Chez Jean-François Bastien (Tome cinquième. Tome sixièmep. 47-55).


MONTREUIL.


Mon porte-manteau étoit tombé une fois de derrière la chaise ; j’avois été obligé de descendre deux fois par la pluie, et je m’étais mis une autre fois dans la boue jusqu’aux genoux, pour aider le postillon à l’attacher… Je ne savais ce qui causoit un dérangement si fréquent. J’arrive à Montreuil, et l’hôte me demande si je n’ai pas besoin d’un domestique… À ce mot, je devine que c’est le défaut d’un domestique qui est cause que mon porte manteau se dérange si souvent.
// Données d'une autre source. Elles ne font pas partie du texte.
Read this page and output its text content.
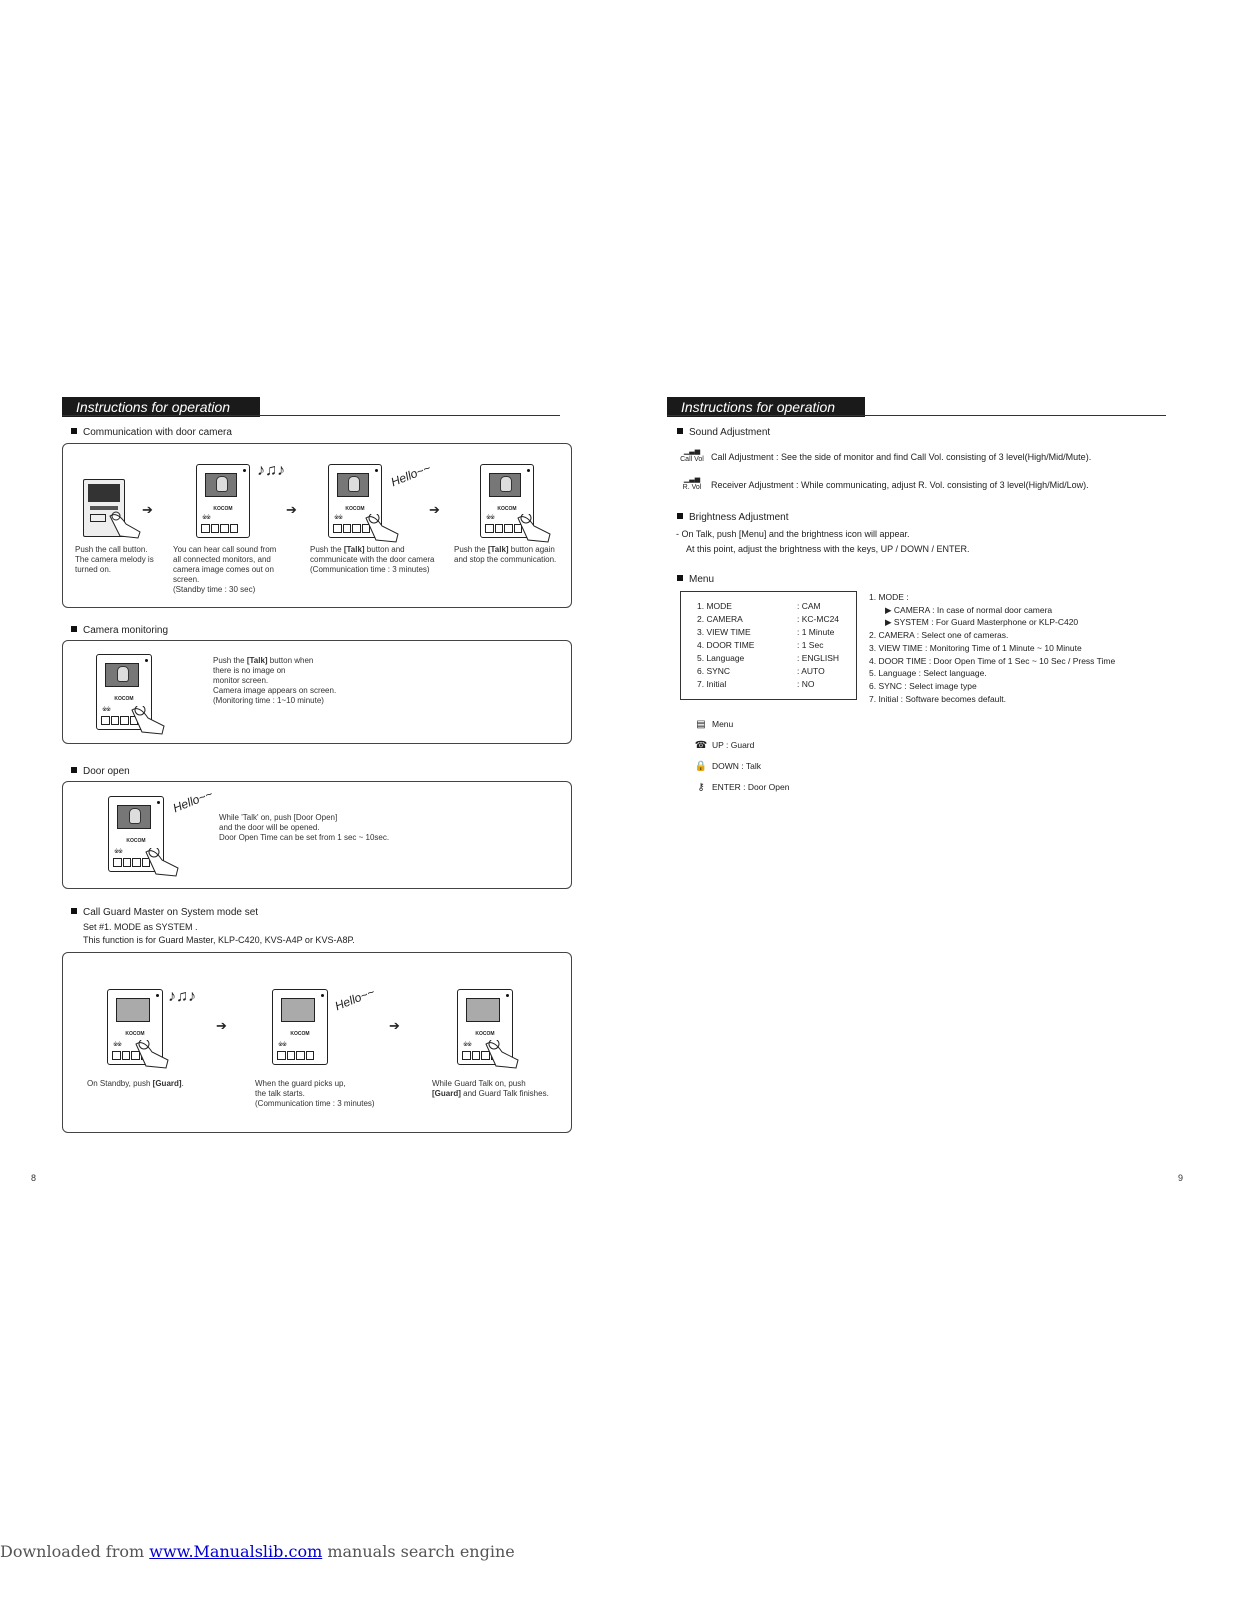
Instructions for operation
Communication with door camera
➔	KOCOM
※※
♪♫♪
➔	KOCOM
※※
Hello~~
➔	KOCOM
※※
Push the call button.
The camera melody is
turned on.
You can hear call sound from
all connected monitors, and
camera image comes out on
screen.
(Standby time : 30 sec)
Push the [Talk] button and
communicate with the door camera
(Communication time : 3 minutes)
Push the [Talk] button again
and stop the communication.
Camera monitoring
KOCOM
※※
Push the [Talk] button when
there is no image on
monitor screen.
Camera image appears on screen.
(Monitoring time : 1~10 minute)
Door open
KOCOM
※※
Hello~~
While 'Talk' on, push [Door Open]
and the door will be opened.
Door Open Time can be set from 1 sec ~ 10sec.
Call Guard Master on System mode set
Set #1. MODE as SYSTEM .
This function is for Guard Master, KLP-C420, KVS-A4P or KVS-A8P.
KOCOM
※※
♪♫♪
➔
KOCOM
※※
Hello~~
➔
KOCOM
※※
On Standby, push [Guard].	When the guard picks up,
the talk starts.
(Communication time : 3 minutes)
While Guard Talk on, push
[Guard] and Guard Talk finishes.
8
Instructions for operation
Sound Adjustment
▁▃▅
Call Vol Call Adjustment : See the side of monitor and find Call Vol. consisting of 3 level(High/Mid/Mute).
▁▃▅
R. Vol	Receiver Adjustment : While communicating, adjust R. Vol. consisting of 3 level(High/Mid/Low).
Brightness Adjustment
- On Talk, push [Menu] and the brightness icon will appear.
At this point, adjust the brightness with the keys, UP / DOWN / ENTER.
Menu
1. MODE	: CAM
2. CAMERA	: KC-MC24
3. VIEW TIME	: 1 Minute
4. DOOR TIME	: 1 Sec
5. Language	: ENGLISH
6. SYNC	: AUTO
7. Initial	: NO
1. MODE :
▶ CAMERA : In case of normal door camera
▶ SYSTEM : For Guard Masterphone or KLP-C420
2. CAMERA : Select one of cameras.
3. VIEW TIME : Monitoring Time of 1 Minute ~ 10 Minute
4. DOOR TIME : Door Open Time of 1 Sec ~ 10 Sec / Press Time
5. Language : Select language.
6. SYNC : Select image type
7. Initial : Software becomes default.
▤ Menu
☎ UP : Guard
🔒 DOWN : Talk
⚷ ENTER : Door Open
9
Downloaded from www.Manualslib.com manuals search engine
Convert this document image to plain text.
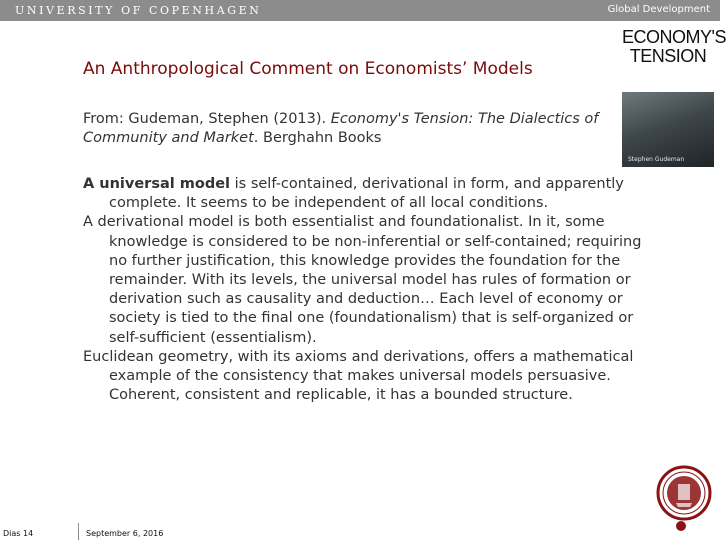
UNIVERSITY OF COPENHAGEN	Global Development
An Anthropological Comment on Economists’ Models
ECONOMY'S
TENSION
Stephen Gudeman
From: Gudeman, Stephen (2013). Economy's Tension: The Dialectics of Community and Market. Berghahn Books

A universal model is self-contained, derivational in form, and apparently complete. It seems to be independent of all local conditions.

A derivational model is both essentialist and foundationalist. In it, some knowledge is considered to be non-inferential or self-contained; requiring no further justification, this knowledge provides the foundation for the remainder. With its levels, the universal model has rules of formation or derivation such as causality and deduction… Each level of economy or society is tied to the final one (foundationalism) that is self-organized or self-sufficient (essentialism).

Euclidean geometry, with its axioms and derivations, offers a mathematical example of the consistency that makes universal models persuasive. Coherent, consistent and replicable, it has a bounded structure.

Dias 14	September 6, 2016
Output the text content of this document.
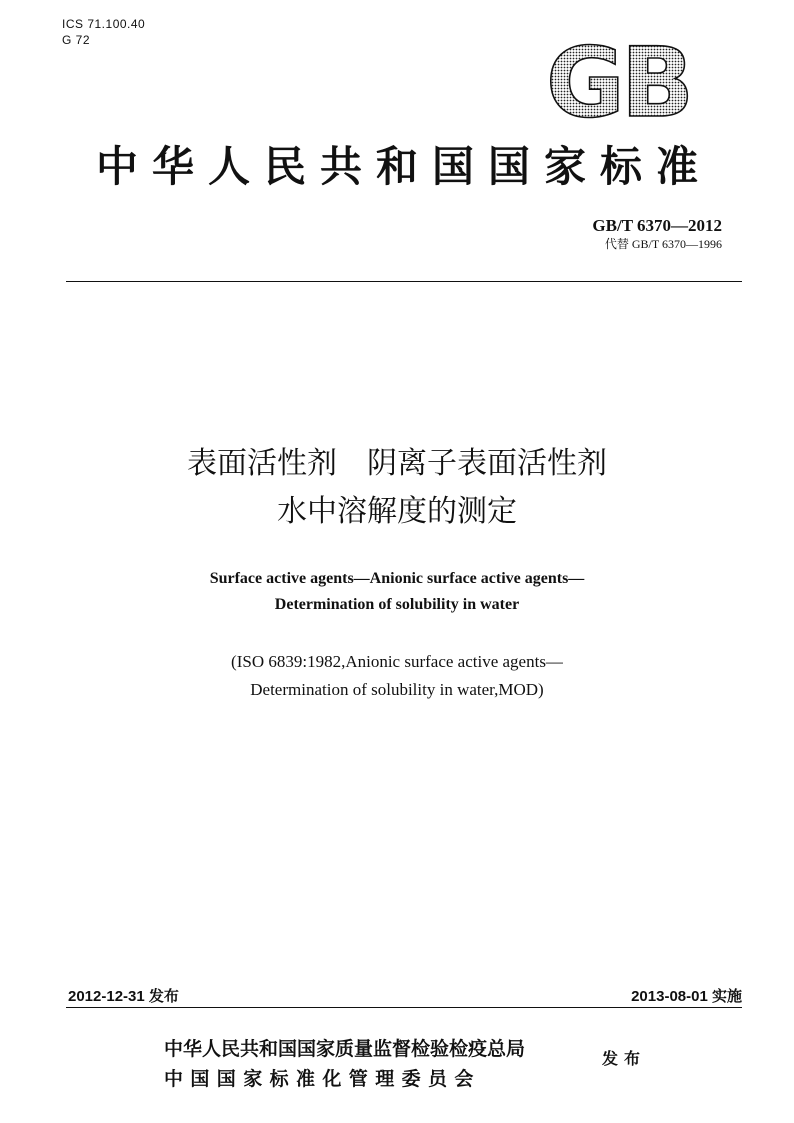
ICS 71.100.40
G 72	GB
中华人民共和国国家标准
GB/T 6370—2012
代替 GB/T 6370—1996
表面活性剂　阴离子表面活性剂
水中溶解度的测定
Surface active agents—Anionic surface active agents—
Determination of solubility in water
(ISO 6839:1982,Anionic surface active agents—
Determination of solubility in water,MOD)
2012-12-31 发布	2013-08-01 实施
中华人民共和国国家质量监督检验检疫总局
中国国家标准化管理委员会
发布
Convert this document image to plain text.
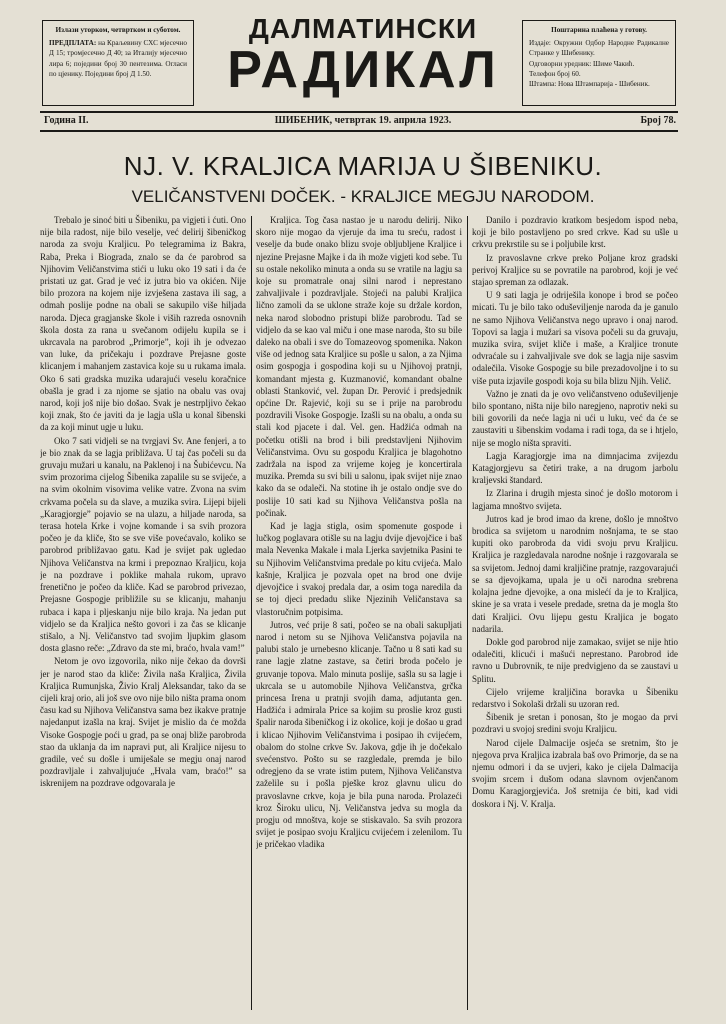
Излази уторком, четвртком и суботом.

ПРЕДПЛАТА: на Краљевину СХС мјесечно Д 15; тромјесечно Д 40; за Италију мјесечно лира 6; поједини број 30 пентезима. Огласи по цјенику. Поједини број Д 1.50.

ДАЛМАТИНСКИ
РАДИКАЛ

Поштарина плаћена у готову.

Издаје: Окружни Одбор Народне Радикалне Странке у Шибенику.

Одговорни уредник: Шиме Чакић.

Телефон број 60.

Штампа: Нова Штампарија - Шибеник.

Година II.	ШИБЕНИК, четвртак 19. априла 1923.	Број 78.
NJ. V. KRALJICA MARIJA U ŠIBENIKU.
VELIČANSTVENI DOČEK. - KRALJICE MEGJU NARODOM.

Trebalo je sinoć biti u Šibeniku, pa vigjeti i ćuti. Ono nije bila radost, nije bilo veselje, već delirij šibeničkog naroda za svoju Kraljicu. Po telegramima iz Bakra, Raba, Preka i Biograda, znalo se da će parobrod sa Njihovim Veličanstvima stići u luku oko 19 sati i da će pristati uz gat. Grad je već iz jutra bio va okićen. Nije bilo prozora na kojem nije izvješena zastava ili sag, a odmah poslije podne na obali se sakupilo više hiljada naroda. Djeca gragjanske škole i viših razreda osnovnih škola dosta za rana u svečanom odijelu kupila se i ukrcavala na parobrod „Primorje”, koji ih je odvezao van luke, da pričekaju i pozdrave Prejasne goste klicanjem i mahanjem zastavica koje su u rukama imala. Oko 6 sati gradska muzika udarajući veselu koračnice obašla je grad i za njome se sjatio na obalu vas ovaj narod, koji još nije bio došao. Svak je nestrpljivo čekao koji znak, što će javiti da je lagja ušla u konal šibenski da za koji minut ugje u luku.

Oko 7 sati vidjeli se na tvrgjavi Sv. Ane fenjeri, a to je bio znak da se lagja približava. U taj čas počeli su da gruvaju mužari u kanalu, na Paklenoj i na Šubićevcu. Na svim prozorima cijelog Šibenika zapalile su se svijeće, a na svim okolnim visovima velike vatre. Zvona na svim crkvama počela su da slave, a muzika svira. Lijepi bijeli „Karagjorgje” pojavio se na ulazu, a hiljade naroda, sa terasa hotela Krke i vojne komande i sa svih prozora počeo je da kliče, što se sve više povećavalo, koliko se parobrod približavao gatu. Kad je svijet pak ugledao Njihova Veličanstva na krmi i prepoznao Kraljicu, koja je na pozdrave i poklike mahala rukom, upravo frenetično je počeo da kliče. Kad se parobrod privezao, Prejasne Gospogje približile su se klicanju, mahanju rubaca i kapa i pljeskanju nije bilo kraja. Na jedan put vidjelo se da Kraljica nešto govori i za čas se klicanje stišalo, a Nj. Veličanstvo tad svojim ljupkim glasom dosta glasno reče: „Zdravo da ste mi, braćo, hvala vam!”

Netom je ovo izgovorila, niko nije čekao da dovrši jer je narod stao da kliče: Živila naša Kraljica, Živila Kraljica Rumunjska, Živio Kralj Aleksandar, tako da se cijeli kraj orio, ali još sve ovo nije bilo ništa prama onom času kad su Njihova Veličanstva sama bez ikakve pratnje najedanput izašla na kraj. Svijet je mislio da će možda Visoke Gospogje poći u grad, pa se onaj bliže parobroda stao da uklanja da im napravi put, ali Kraljice nijesu to gradile, već su došle i umiješale se megju onaj narod pozdravljale i zahvaljujuće „Hvala vam, braćo!” sa iskrenijem na pozdrave odgovarala je

Kraljica. Tog časa nastao je u narodu delirij. Niko skoro nije mogao da vjeruje da ima tu sreću, radost i veselje da bude onako blizu svoje obljubljene Kraljice i njezine Prejasne Majke i da ih može vigjeti kod sebe. Tu su ostale nekoliko minuta a onda su se vratile na lagju sa koje su promatrale onaj silni narod i neprestano zahvaljivale i pozdravljale. Stojeći na palubi Kraljica lično zamoli da se uklone straže koje su držale kordon, neka narod slobodno pristupi bliže parobrodu. Tad se vidjelo da se kao val miču i one mase naroda, što su bile daleko na obali i sve do Tomazeovog spomenika. Nakon više od jednog sata Kraljice su pošle u salon, a za Njima osim gospogja i gospodina koji su u Njihovoj pratnji, komandant mjesta g. Kuzmanović, komandant obalne oblasti Stanković, vel. župan Dr. Perović i predsjednik općine Dr. Rajević, koji su se i prije na parobrodu pozdravili Visoke Gospogje. Izašli su na obalu, a onda su stali kod pjacete i dal. Vel. gen. Hadžića odmah na početku otišli na brod i bili predstavljeni Njihovim Veličanstvima. Ovu su gospodu Kraljica je blagohotno zadržala na ispod za vrijeme kojeg je koncertirala muzika. Premda su svi bili u salonu, ipak svijet nije znao kako da se odaleči. Na stotine ih je ostalo ondje sve do poslije 10 sati kad su Njihova Veličanstva pošla na počinak.

Kad je lagja stigla, osim spomenute gospode i lučkog poglavara otišle su na lagju dvije djevojčice i baš mala Nevenka Makale i mala Ljerka savjetnika Pasini te su Njihovim Veličanstvima predale po kitu cvijeća. Malo kašnje, Kraljica je pozvala opet na brod one dvije djevojčice i svakoj predala dar, a osim toga naredila da se toj djeci predadu slike Njezinih Veličanstava sa vlastoručnim potpisima.

Jutros, već prije 8 sati, počeo se na obali sakupljati narod i netom su se Njihova Veličanstva pojavila na palubi stalo je urnebesno klicanje. Tačno u 8 sati kad su rane lagje zlatne zastave, sa četiri broda počelo je gruvanje topova. Malo minuta poslije, sašla su sa lagje i ukrcala se u automobile Njihova Veličanstva, grčka princesa Irena u pratnji svojih dama, adjutanta gen. Hadžića i admirala Price sa kojim su proslie kroz gusti špalir naroda šibeničkog i iz okolice, koji je došao u grad i klicao Njihovim Veličanstvima i posipao ih cvijećem, obalom do stolne crkve Sv. Jakova, gdje ih je dočekalo svećenstvo. Pošto su se razgledale, premda je bilo odregjeno da se vrate istim putem, Njihova Veličanstva zaželile su i pošla pješke kroz glavnu ulicu do pravoslavne crkve, koja je bila puna naroda. Prolazeći kroz Široku ulicu, Nj. Veličanstva jedva su mogla da progju od mnoštva, koje se stiskavalo. Sa svih prozora svijet je posipao svoju Kraljicu cvijećem i zelenilom. Tu je pričekao vladika

Danilo i pozdravio kratkom besjedom ispod neba, koji je bilo postavljeno po sred crkve. Kad su ušle u crkvu prekrstile su se i poljubile krst.

Iz pravoslavne crkve preko Poljane kroz gradski perivoj Kraljice su se povratile na parobrod, koji je već stajao spreman za odlazak.

U 9 sati lagja je odriješila konope i brod se počeo micati. Tu je bilo tako oduševiljenje naroda da je ganulo ne samo Njihova Veličanstva nego upravo i onaj narod. Topovi sa lagja i mužari sa visova počeli su da gruvaju, muzika svira, svijet kliče i maše, a Kraljice tronute odvraćale su i zahvaljivale sve dok se lagja nije sasvim odalečila. Visoke Gospogje su bile prezadovoljne i to su više puta izjavile gospodi koja su bila blizu Njih. Velič.

Važno je znati da je ovo veličanstveno oduševiljenje bilo spontano, ništa nije bilo naregjeno, naprotiv neki su bili govorili da neće lagja ni ući u luku, već da će se zaustaviti u šibenskim vodama i radi toga, da se i htjelo, nije se moglo ništa spraviti.

Lagja Karagjorgje ima na dimnjacima zvijezdu Katagjorgjevu sa četiri trake, a na drugom jarbolu kraljevski štandard.

Iz Zlarina i drugih mjesta sinoć je došlo motorom i lagjama mnoštvo svijeta.

Jutros kad je brod imao da krene, došlo je mnoštvo brodica sa svijetom u narodnim nošnjama, te se stao kupiti oko parobroda da vidi svoju prvu Kraljicu. Kraljica je razgledavala narodne nošnje i razgovarala se sa svijetom. Jednoj dami kraljičine pratnje, razgovarajući se sa djevojkama, upala je u oči narodna srebrena kolajna jedne djevojke, a ona mislećí da je to Kraljica, skine je sa vrata i vesele predade, sretna da je mogla što dati Kraljici. Ovu lijepu gestu Kraljica je bogato nadarila.

Dokle god parobrod nije zamakao, svijet se nije htio odalečiti, klicući i mašući neprestano. Parobrod ide ravno u Dubrovnik, te nije predvigjeno da se zaustavi u Splitu.

Cijelo vrijeme kraljičina boravka u Šibeniku redarstvo i Sokolaši držali su uzoran red.

Šibenik je sretan i ponosan, što je mogao da prvi pozdravi u svojoj sredini svoju Kraljicu.

Narod cijele Dalmacije osjeća se sretnim, što je njegova prva Kraljica izabrala baš ovo Primorje, da se na njemu odmori i da se uvjeri, kako je cijela Dalmacija svojim srcem i dušom odana slavnom ovjenčanom Domu Karagjorgjevića. Još sretnija će biti, kad vidi doskora i Nj. V. Kralja.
Un domestique ! dis-je : oui, j’en ai bien besoin ; il m’en faut un. Monsieur, dit l’hôte, c’est qu’il y a ici près un jeune homme qui seroit charmé d’avoir l’honneur de servir un Anglois. Et pourquoi plutôt un Anglois qu’un autre ? Ils sont si généreux ! répond l’hôte. Bon ! dis-je en moi-même, je gage que ceci me coûtera vingt sols de plus ce soir… C’est qu’ils ont de quoi faire les généreux, ajouta-t-il. Courage ! me disais-je, autres vingt sols à noter. Pas plus tard qu’hier au soir, continua-t-il, un milord Anglois offrit un écu à la fille..... Tant pis pour mademoiselle Jeanneton, dis-je.

Mademoiselle Jeanneton étoit fille de l’hôte ; et l’hôte s’imaginant que je n’entendois pas bien le françois, se hasarda à m’en donner une leçon. Ce n’est pas pas tant pis que vous auriez dû dire, Monsieur, c’est tant mieux. C’est toujours tant mieux, quand il y a quelque chose à gagner ; tant pis, quand il n’y a rien… Cela revient au même, lui dis-je. Pardonnez-moi, Monsieur, dit l’hôte, cela est bien différent.

Ces deux expressions, tant pis et tant mieux, étant les deux grands pivots de presque toutes les conversations françoises, il est bon d’avertir qu’un étranger qui va à Paris, feroit bien de s’instruire, avant d’arriver, de toute l’étendue de leur usage.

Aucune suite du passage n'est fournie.